We can talk openly about his problem between the two of us, but he has never talked about it with his siblings (all a little older than him and more outwardly 'successful' in life) even though they're quite close. It's years since his parents have have had any dealings with it.

And now we come to the problem.
His parents - particularly his mother - seem to view social events and family get togethers as an opportunity to drink. It's like a good time hasn't been had unless you've had a few too many. Conversations about outings or social occasions always conclude with her telling us she was plastered by the end of the evening, and what naughty fun it all was. It's always the very first thing she asks him on his birthday, or at xmas, or about an evening out: ''Did you have a few beers?'', and if he says no (as has always been the case these last 6 months, and quite often the case for some months before that) she seems disappointed for him. She will press him to drink when we visit. Recently, when she rang me to sort arrangements for a family meal at her house, she excitedly and pointedly told me how FIL had bought plenty of beer so DH could ''have some drinks with his brother''. I was heavily pregnant at the time and it's a 2 hour drive to theirs - so no way DH was going to drink. I told her he planned not to drink and there was quite an awkward silence Hmm (his brother has a 2 year old DD and tends not to drink at family occasions either now).

It gives me the rage and i don't understand it.
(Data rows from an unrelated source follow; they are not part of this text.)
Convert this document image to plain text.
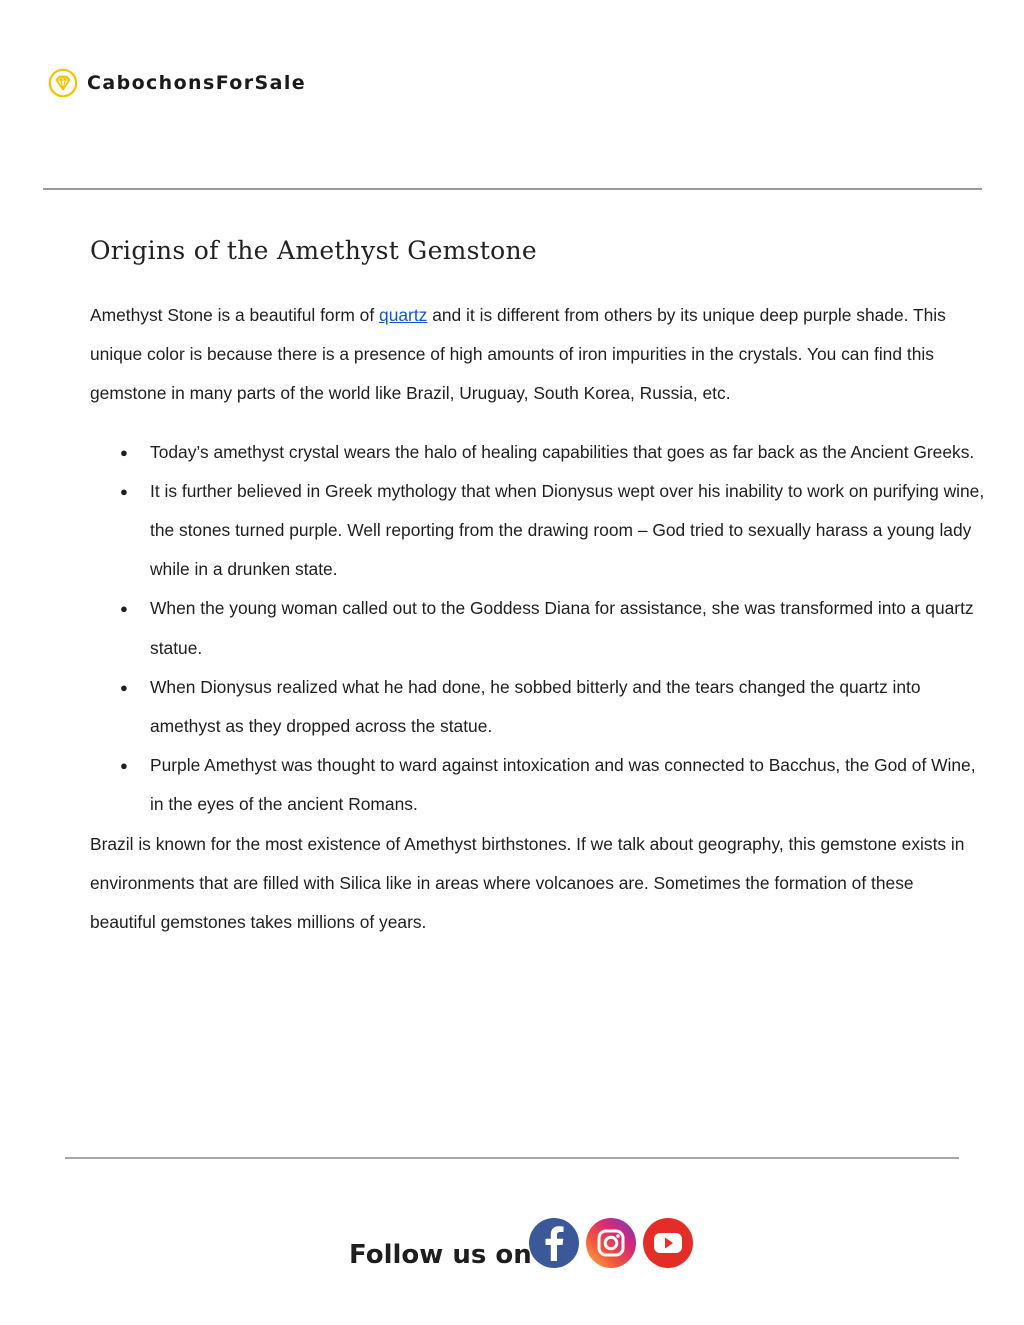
CabochonsForSale
Origins of the Amethyst Gemstone

Amethyst Stone is a beautiful form of quartz and it is different from others by its unique deep purple shade. This unique color is because there is a presence of high amounts of iron impurities in the crystals. You can find this gemstone in many parts of the world like Brazil, Uruguay, South Korea, Russia, etc.

● Today’s amethyst crystal wears the halo of healing capabilities that goes as far back as the Ancient Greeks.
● It is further believed in Greek mythology that when Dionysus wept over his inability to work on purifying wine, the stones turned purple. Well reporting from the drawing room – God tried to sexually harass a young lady while in a drunken state.
● When the young woman called out to the Goddess Diana for assistance, she was transformed into a quartz statue.
● When Dionysus realized what he had done, he sobbed bitterly and the tears changed the quartz into amethyst as they dropped across the statue.
● Purple Amethyst was thought to ward against intoxication and was connected to Bacchus, the God of Wine, in the eyes of the ancient Romans.

Brazil is known for the most existence of Amethyst birthstones. If we talk about geography, this gemstone exists in environments that are filled with Silica like in areas where volcanoes are. Sometimes the formation of these beautiful gemstones takes millions of years.

Follow us on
She had him living with her at his worse fgs! A bottle of vodka a day + 8/10 cans of beer - and the many and varied horrible consequences for him and them. They literally dragged him to the GP more than once and pushed to have him registered as an alcoholic when he was 21. Has she just forgotten?!

It's pissing me off more and more as time goes on. DH loves his mum and i know would not hear a word against her. Therefore i've not tackled this with him. I don't know how to handle it. Should i even try? I need some wise words please.

OP posts:
Isetan · 08/05/2014 06:00

MIL is indeed (not so) subtly bullying her son but given his family dynamics he has to be the one to do the confronting. As frustrating as MIL behaviiour is, it isn't the OP's battle.